Минт взял склянку, но, ничего не спросив, убрал ее за пазуху. Потом снова откинулся на дерево, глядя на крепость. Искра любопытства в его глазах затухала.
— Я тут подумал… Если у нас одна жизнь на двоих, мы, скорее всего, умрем в один день.
— Ну-у, скорее всего.
— Знаешь, мой старший брат погиб на войне Трех Царств, — вдруг проговорил Минт. — Он был крепким, рослым, вечно лез на рожон и любил тесать кулаки о всяких выскочек. Говорил, что рожден воином. — Он улыбнулся. — Такой дуралей. Пошел в дружину. Наша мать почти следом за ним ушла. Подалась в странствующие жрицы. Я остался с отцом, но он не больно-то…
Я молчала, понимая, что ему сейчас важнее просто быть услышанным. Вынести Шепот Ворона в своей голове невероятно трудно: он вытаскивает из закоулков души все самые болезненные воспоминания, все самые потаенные страхи и желания.

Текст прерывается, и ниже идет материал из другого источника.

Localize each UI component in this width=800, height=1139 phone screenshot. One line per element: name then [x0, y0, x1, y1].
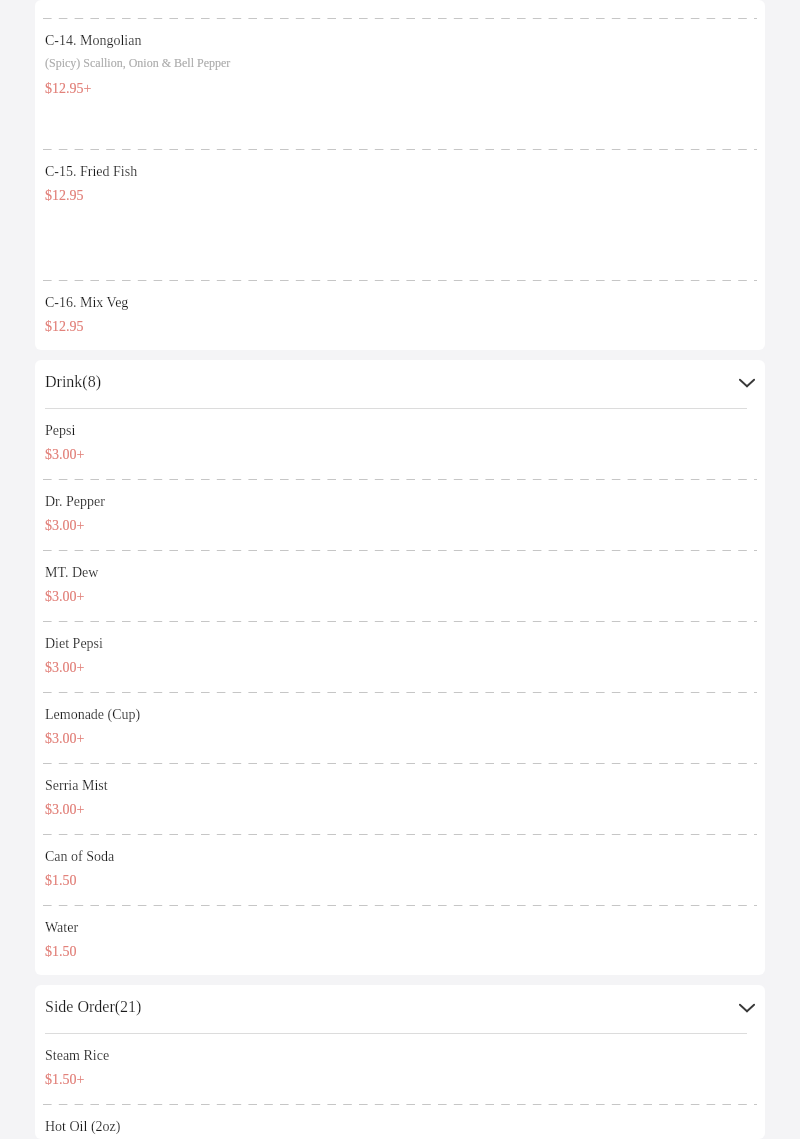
staticText: MT. Dew: [45, 565, 99, 581]
staticText: Dr. Pepper: [45, 494, 105, 510]
other: Collapse Drink(8): [736, 372, 758, 394]
staticText: $3.00+: [45, 518, 85, 534]
staticText: Diet Pepsi: [45, 636, 103, 652]
staticText: Can of Soda: [45, 849, 115, 865]
staticText: $12.95: [45, 188, 84, 204]
staticText: $3.00+: [45, 660, 85, 676]
button[interactable]: Drink(8): [45, 360, 755, 409]
button[interactable]: Side Order(21): [45, 985, 755, 1034]
button[interactable]: Dr. Pepper: [45, 480, 755, 550]
staticText: Steam Rice: [45, 1048, 110, 1064]
button[interactable]: C-15. Fried Fish: [45, 150, 755, 280]
staticText: Lemonade (Cup): [45, 707, 141, 723]
staticText: (Spicy) Scallion, Onion & Bell Pepper: [45, 56, 231, 69]
staticText: Water: [45, 920, 79, 936]
staticText: C-16. Mix Veg: [45, 295, 129, 311]
button[interactable]: MT. Dew: [45, 551, 755, 621]
staticText: $1.50+: [45, 1072, 85, 1088]
staticText: $1.50: [45, 944, 77, 960]
staticText: Pepsi: [45, 423, 76, 439]
button[interactable]: C-14. Mongolian: [45, 19, 755, 149]
staticText: $3.00+: [45, 802, 85, 818]
button[interactable]: Water: [45, 906, 755, 975]
staticText: $3.00+: [45, 447, 85, 463]
staticText: $12.95+: [45, 81, 92, 97]
button[interactable]: Pepsi: [45, 409, 755, 479]
button[interactable]: Serria Mist: [45, 764, 755, 834]
other: Collapse Side Order(21): [736, 997, 758, 1019]
staticText: Serria Mist: [45, 778, 108, 794]
staticText: $3.00+: [45, 589, 85, 605]
staticText: $12.95: [45, 319, 84, 335]
staticText: Drink(8): [45, 373, 101, 391]
button[interactable]: Diet Pepsi: [45, 622, 755, 692]
button[interactable]: Hot Oil (2oz): [45, 1105, 755, 1139]
button[interactable]: C-16. Mix Veg: [45, 281, 755, 350]
staticText: C-14. Mongolian: [45, 33, 142, 49]
button[interactable]: Steam Rice: [45, 1034, 755, 1104]
staticText: Side Order(21): [45, 998, 142, 1016]
staticText: $3.00+: [45, 731, 85, 747]
button[interactable]: Lemonade (Cup): [45, 693, 755, 763]
button[interactable]: Can of Soda: [45, 835, 755, 905]
staticText: Hot Oil (2oz): [45, 1119, 121, 1135]
staticText: $1.50: [45, 873, 77, 889]
staticText: C-15. Fried Fish: [45, 164, 138, 180]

— Я хотел быть, как брат. Стать воином. Стать лучше, чем мой брат, чем все, кто меня окружал. Но я потерял себя. Потерял цель своего пути… А может, никогда ее по-настоящему и не знал, ведь все, кого я любил, вечно выбирали не меня. Шли куда-то. И я тоже куда-то шел и что-то делал…
— Как Странник.
Губы Минта исказила ломаная улыбка. Я знала, Минт не верит в божество наемников, но мне хотелось сказать ему хоть что-то.
— Не подстегивай мою гордыню.
— И не собиралась.
— Лесёна, — он обернулся ко мне и прямо посмотрел в глаза, — что, если мы с тобой поженимся?
— Мы… что? Что ты сказал?
— То и сказал, — отозвался Минт.
— Не понимаю…
Злой взгляд потемневших глаз блеснул обидой.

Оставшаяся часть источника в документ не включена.